Area versus capacity and solidification in the crushed ice model (Q706331)

Let \(K\) be a non-polar compact set from \(\mathbb{R}^ {m}\), \(m\geq 2\); let \(u:(\mathbb{R}^ {m} \setminus K)\times [0, +\infty ) \rightarrow \mathbb{R}\) be the unique weak solution of the heat equation \[ \Delta u = \frac{\partial u}{\partial t},\;x\in \mathbb{R}^ {m} \setminus K,\;t>0; \quad u(x; 0) = 0,\;x\in \mathbb{R}^ {m} \setminus K; \quad u(x; t) = 1,\;x\in \partial K,\;t > 0. \] The authors give some examples where the geometrical conditions considered by \textit{M. van den Berg} and \textit{J.-F. Le Gall} [Math.
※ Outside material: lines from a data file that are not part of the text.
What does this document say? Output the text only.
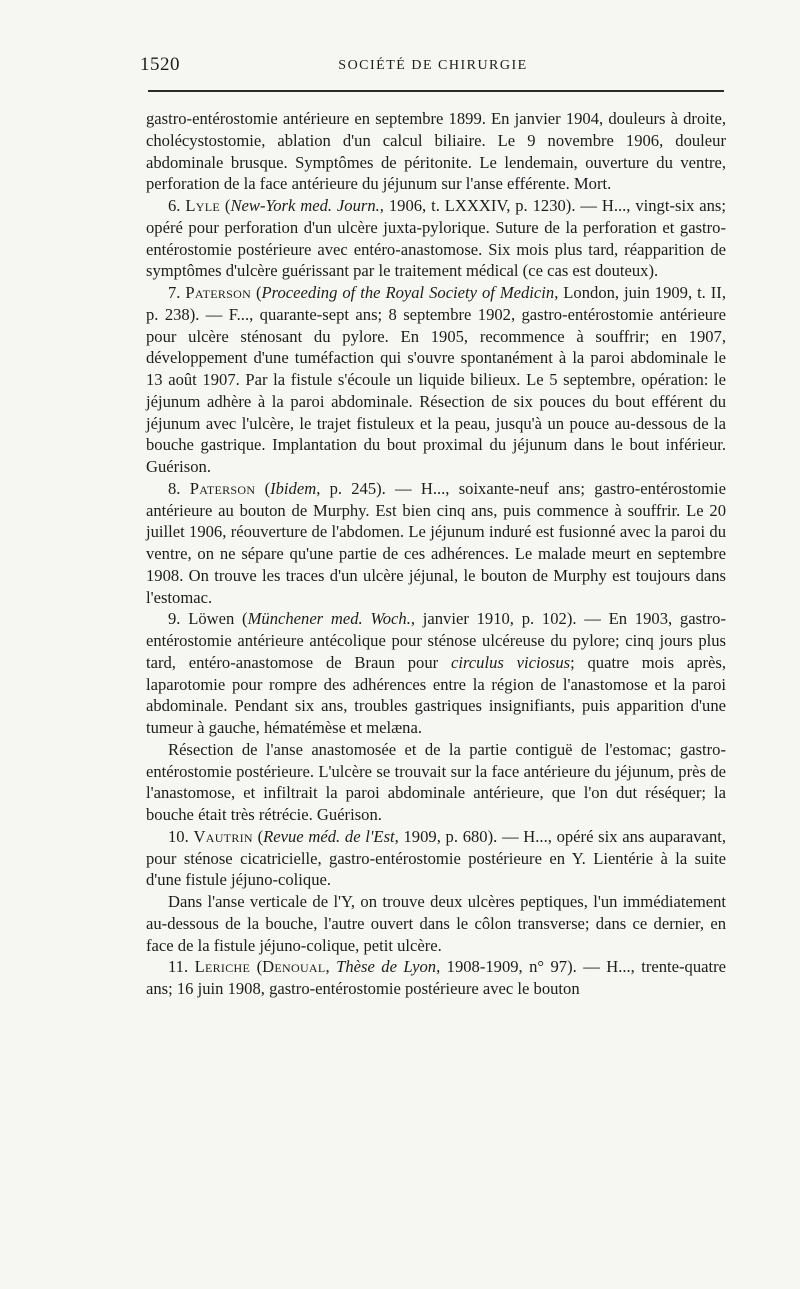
1520	SOCIÉTÉ DE CHIRURGIE

gastro-entérostomie antérieure en septembre 1899. En janvier 1904, douleurs à droite, cholécystostomie, ablation d'un calcul biliaire. Le 9 novembre 1906, douleur abdominale brusque. Symptômes de péritonite. Le lendemain, ouverture du ventre, perforation de la face antérieure du jéjunum sur l'anse efférente. Mort.

6. Lyle (New-York med. Journ., 1906, t. LXXXIV, p. 1230). — H..., vingt-six ans; opéré pour perforation d'un ulcère juxta-pylorique. Suture de la perforation et gastro-entérostomie postérieure avec entéro-anastomose. Six mois plus tard, réapparition de symptômes d'ulcère guérissant par le traitement médical (ce cas est douteux).

7. Paterson (Proceeding of the Royal Society of Medicin, London, juin 1909, t. II, p. 238). — F..., quarante-sept ans; 8 septembre 1902, gastro-entérostomie antérieure pour ulcère sténosant du pylore. En 1905, recommence à souffrir; en 1907, développement d'une tuméfaction qui s'ouvre spontanément à la paroi abdominale le 13 août 1907. Par la fistule s'écoule un liquide bilieux. Le 5 septembre, opération: le jéjunum adhère à la paroi abdominale. Résection de six pouces du bout efférent du jéjunum avec l'ulcère, le trajet fistuleux et la peau, jusqu'à un pouce au-dessous de la bouche gastrique. Implantation du bout proximal du jéjunum dans le bout inférieur. Guérison.

8. Paterson (Ibidem, p. 245). — H..., soixante-neuf ans; gastro-entérostomie antérieure au bouton de Murphy. Est bien cinq ans, puis commence à souffrir. Le 20 juillet 1906, réouverture de l'abdomen. Le jéjunum induré est fusionné avec la paroi du ventre, on ne sépare qu'une partie de ces adhérences. Le malade meurt en septembre 1908. On trouve les traces d'un ulcère jéjunal, le bouton de Murphy est toujours dans l'estomac.

9. Löwen (Münchener med. Woch., janvier 1910, p. 102). — En 1903, gastro-entérostomie antérieure antécolique pour sténose ulcéreuse du pylore; cinq jours plus tard, entéro-anastomose de Braun pour circulus viciosus; quatre mois après, laparotomie pour rompre des adhérences entre la région de l'anastomose et la paroi abdominale. Pendant six ans, troubles gastriques insignifiants, puis apparition d'une tumeur à gauche, hématémèse et melæna.

Résection de l'anse anastomosée et de la partie contiguë de l'estomac; gastro-entérostomie postérieure. L'ulcère se trouvait sur la face antérieure du jéjunum, près de l'anastomose, et infiltrait la paroi abdominale antérieure, que l'on dut réséquer; la bouche était très rétrécie. Guérison.

10. Vautrin (Revue méd. de l'Est, 1909, p. 680). — H..., opéré six ans auparavant, pour sténose cicatricielle, gastro-entérostomie postérieure en Y. Lientérie à la suite d'une fistule jéjuno-colique.

Dans l'anse verticale de l'Y, on trouve deux ulcères peptiques, l'un immédiatement au-dessous de la bouche, l'autre ouvert dans le côlon transverse; dans ce dernier, en face de la fistule jéjuno-colique, petit ulcère.

11. Leriche (Denoual, Thèse de Lyon, 1908-1909, n° 97). — H..., trente-quatre ans; 16 juin 1908, gastro-entérostomie postérieure avec le bouton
Z. 215, No. 3, 437--464 (1994; Zbl 0791.58089)] are not satisfied, and the asymptotic behaviour of the total heat flow \(E_ {K}(t):= \int _ {\mathbb{R}^ {m} \setminus K} u(x; t) \,d x\) is different from \(2 \pi ^ {-1/2} A(\partial K) t^ {1/2} + o (t^ {1/2})\) as \(t\rightarrow 0\) (where \(A(\partial K)\) denotes the area of the boundary of \(K\)). In the examples, \(K\) is the closure of the union of some infinite sequence of disjoint, closed balls (``crushed ice model''). The main tool in the proof is the probabilistic interpretation of the weak solution \(u\).